Sunset At The Boardwalk

After spending several nights in the city of Port-au-Prince, we packed up everything and headed to a small coastal town, Jacmel. We arrived, ate, and headed off on a walk to the beach, and my first thoughts were that Jacmel was gorgeous. The light was fading just as we reached the boardwalk. Palm trees gently waved above a portion of sidewalk that spelled out “JACMEL” in blue-on-white tiles letters. People, mostly Haitian, strolled, sat and chatted while watching the ocean, or sold straw hats and trinkets along the pink sidewalk. A group of people was setting up chairs and a freestanding projector screen for a film festival occurring over the weekend. The weather was just cooling down from a very hot day, and the mountains were clearly visible surrounding the sheltered cove. Everything was …well, normal really. In fact, the scene reminded me of Santa Cruz, a small beach town in my native California where everyone’s favorite activity seemed to be strolling along the beach and watching the waves.

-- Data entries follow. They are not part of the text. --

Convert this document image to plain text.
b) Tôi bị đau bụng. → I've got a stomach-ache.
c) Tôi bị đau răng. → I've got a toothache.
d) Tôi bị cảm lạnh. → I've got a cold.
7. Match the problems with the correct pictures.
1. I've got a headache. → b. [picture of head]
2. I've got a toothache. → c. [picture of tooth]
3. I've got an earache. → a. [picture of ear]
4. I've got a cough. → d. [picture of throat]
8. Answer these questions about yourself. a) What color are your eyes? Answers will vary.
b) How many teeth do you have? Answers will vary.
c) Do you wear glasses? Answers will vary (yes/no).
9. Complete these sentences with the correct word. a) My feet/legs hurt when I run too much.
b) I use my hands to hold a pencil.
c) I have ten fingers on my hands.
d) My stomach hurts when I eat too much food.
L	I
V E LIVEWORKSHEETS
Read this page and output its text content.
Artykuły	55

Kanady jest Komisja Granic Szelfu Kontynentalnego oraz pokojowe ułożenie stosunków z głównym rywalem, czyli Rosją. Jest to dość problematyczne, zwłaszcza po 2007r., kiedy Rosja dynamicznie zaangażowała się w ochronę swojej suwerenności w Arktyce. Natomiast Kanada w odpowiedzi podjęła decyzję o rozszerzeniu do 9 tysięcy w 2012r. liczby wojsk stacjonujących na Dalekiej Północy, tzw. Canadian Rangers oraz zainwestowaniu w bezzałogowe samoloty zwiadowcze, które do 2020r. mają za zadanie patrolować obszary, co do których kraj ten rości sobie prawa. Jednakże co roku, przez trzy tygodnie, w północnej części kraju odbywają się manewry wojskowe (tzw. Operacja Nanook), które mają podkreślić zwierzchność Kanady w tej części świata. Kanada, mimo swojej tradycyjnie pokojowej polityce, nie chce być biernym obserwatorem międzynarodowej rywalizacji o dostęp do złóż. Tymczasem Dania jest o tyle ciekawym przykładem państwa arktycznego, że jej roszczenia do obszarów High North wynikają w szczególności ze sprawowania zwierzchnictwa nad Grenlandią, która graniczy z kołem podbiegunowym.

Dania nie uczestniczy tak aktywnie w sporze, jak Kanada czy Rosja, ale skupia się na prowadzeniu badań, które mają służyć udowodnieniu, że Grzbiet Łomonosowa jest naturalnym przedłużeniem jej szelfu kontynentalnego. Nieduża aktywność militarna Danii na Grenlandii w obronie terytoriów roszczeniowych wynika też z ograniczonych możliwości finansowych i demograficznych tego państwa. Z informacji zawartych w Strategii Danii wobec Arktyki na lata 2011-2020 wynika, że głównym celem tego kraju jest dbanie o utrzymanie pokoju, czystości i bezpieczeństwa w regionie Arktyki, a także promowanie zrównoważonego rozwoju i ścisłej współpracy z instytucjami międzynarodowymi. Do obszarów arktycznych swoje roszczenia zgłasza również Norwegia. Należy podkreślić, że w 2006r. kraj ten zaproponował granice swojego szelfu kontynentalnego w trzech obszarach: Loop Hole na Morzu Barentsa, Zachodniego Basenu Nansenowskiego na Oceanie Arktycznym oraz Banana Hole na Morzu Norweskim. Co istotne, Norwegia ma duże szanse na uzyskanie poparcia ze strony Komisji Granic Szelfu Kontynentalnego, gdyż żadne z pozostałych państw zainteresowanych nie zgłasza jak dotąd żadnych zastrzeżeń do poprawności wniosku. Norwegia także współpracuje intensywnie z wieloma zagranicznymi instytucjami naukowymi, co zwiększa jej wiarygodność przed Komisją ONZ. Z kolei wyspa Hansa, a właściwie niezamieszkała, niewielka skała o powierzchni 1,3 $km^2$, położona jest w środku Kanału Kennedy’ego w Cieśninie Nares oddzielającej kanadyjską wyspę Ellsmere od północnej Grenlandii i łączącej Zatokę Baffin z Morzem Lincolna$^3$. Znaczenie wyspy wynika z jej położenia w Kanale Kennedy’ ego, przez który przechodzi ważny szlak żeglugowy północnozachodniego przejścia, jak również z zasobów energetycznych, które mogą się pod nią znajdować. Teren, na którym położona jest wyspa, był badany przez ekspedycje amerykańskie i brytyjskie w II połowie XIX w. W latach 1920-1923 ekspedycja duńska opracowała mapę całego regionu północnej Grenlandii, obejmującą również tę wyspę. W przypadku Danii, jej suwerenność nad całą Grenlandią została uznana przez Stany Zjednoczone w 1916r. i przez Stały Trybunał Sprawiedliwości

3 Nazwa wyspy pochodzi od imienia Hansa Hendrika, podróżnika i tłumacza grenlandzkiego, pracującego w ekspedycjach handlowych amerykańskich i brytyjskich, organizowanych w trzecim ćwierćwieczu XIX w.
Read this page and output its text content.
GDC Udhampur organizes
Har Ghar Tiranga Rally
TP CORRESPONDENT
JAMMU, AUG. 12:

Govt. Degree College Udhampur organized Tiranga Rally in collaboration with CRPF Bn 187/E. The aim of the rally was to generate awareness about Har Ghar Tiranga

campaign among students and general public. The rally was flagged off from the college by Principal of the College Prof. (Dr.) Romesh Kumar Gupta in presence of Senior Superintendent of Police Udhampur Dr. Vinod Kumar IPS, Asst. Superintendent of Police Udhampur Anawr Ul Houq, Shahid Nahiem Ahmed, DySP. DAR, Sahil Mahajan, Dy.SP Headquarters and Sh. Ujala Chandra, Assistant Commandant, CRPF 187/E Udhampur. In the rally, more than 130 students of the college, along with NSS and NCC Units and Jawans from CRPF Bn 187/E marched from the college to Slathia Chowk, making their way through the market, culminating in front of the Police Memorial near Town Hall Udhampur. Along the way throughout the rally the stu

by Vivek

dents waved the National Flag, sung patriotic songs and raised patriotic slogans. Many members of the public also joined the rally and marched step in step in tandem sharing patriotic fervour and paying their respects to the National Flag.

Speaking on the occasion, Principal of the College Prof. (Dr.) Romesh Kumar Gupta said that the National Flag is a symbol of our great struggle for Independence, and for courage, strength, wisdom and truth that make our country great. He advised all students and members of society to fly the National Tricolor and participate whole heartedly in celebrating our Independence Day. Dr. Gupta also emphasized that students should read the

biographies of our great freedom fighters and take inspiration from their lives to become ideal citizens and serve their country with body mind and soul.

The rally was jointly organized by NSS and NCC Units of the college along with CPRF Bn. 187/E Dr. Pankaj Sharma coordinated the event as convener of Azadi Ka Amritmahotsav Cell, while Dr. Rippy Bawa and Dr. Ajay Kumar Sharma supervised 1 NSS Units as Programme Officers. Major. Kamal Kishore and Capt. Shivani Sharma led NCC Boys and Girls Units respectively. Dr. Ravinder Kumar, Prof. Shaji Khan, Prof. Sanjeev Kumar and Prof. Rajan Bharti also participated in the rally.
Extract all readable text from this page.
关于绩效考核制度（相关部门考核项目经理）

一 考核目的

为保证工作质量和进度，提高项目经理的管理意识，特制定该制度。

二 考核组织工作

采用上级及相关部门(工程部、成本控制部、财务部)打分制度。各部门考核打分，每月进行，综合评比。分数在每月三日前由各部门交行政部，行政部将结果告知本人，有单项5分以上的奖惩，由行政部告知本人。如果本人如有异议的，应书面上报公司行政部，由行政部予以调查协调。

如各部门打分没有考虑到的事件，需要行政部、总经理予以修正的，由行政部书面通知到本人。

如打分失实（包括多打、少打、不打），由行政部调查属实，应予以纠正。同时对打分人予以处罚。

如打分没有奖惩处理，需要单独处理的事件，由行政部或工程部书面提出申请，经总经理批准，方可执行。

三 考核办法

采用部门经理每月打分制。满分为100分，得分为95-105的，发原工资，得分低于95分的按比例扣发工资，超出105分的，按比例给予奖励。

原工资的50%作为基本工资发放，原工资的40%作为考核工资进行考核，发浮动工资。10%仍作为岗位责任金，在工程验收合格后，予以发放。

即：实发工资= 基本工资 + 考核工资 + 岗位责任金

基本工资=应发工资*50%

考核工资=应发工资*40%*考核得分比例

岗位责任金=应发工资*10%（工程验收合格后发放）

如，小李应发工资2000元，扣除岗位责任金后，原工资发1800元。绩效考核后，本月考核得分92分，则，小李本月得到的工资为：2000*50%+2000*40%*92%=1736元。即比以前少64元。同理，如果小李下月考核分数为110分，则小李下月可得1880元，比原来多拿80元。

After the crowded, chaotic hustle of Port-au-Prince, comparing Jacmel to a town I spent time in as a child was incongruous and bizarre. Our group reflections had previously centered around the differences between the United States and Haiti, how we might deal with unexpected changes in plans, and how to approach new situations respectfully, enthusiastically, and empathically. Yet, until now, I hadn’t considered all of the various ways that we were similar to the people of Haiti. Although I imagine that there are many differences between the daily lives of people in Jacmel and my own life, this moment highlighted that everyone here was doing the same thing: enjoying the incredible sunset.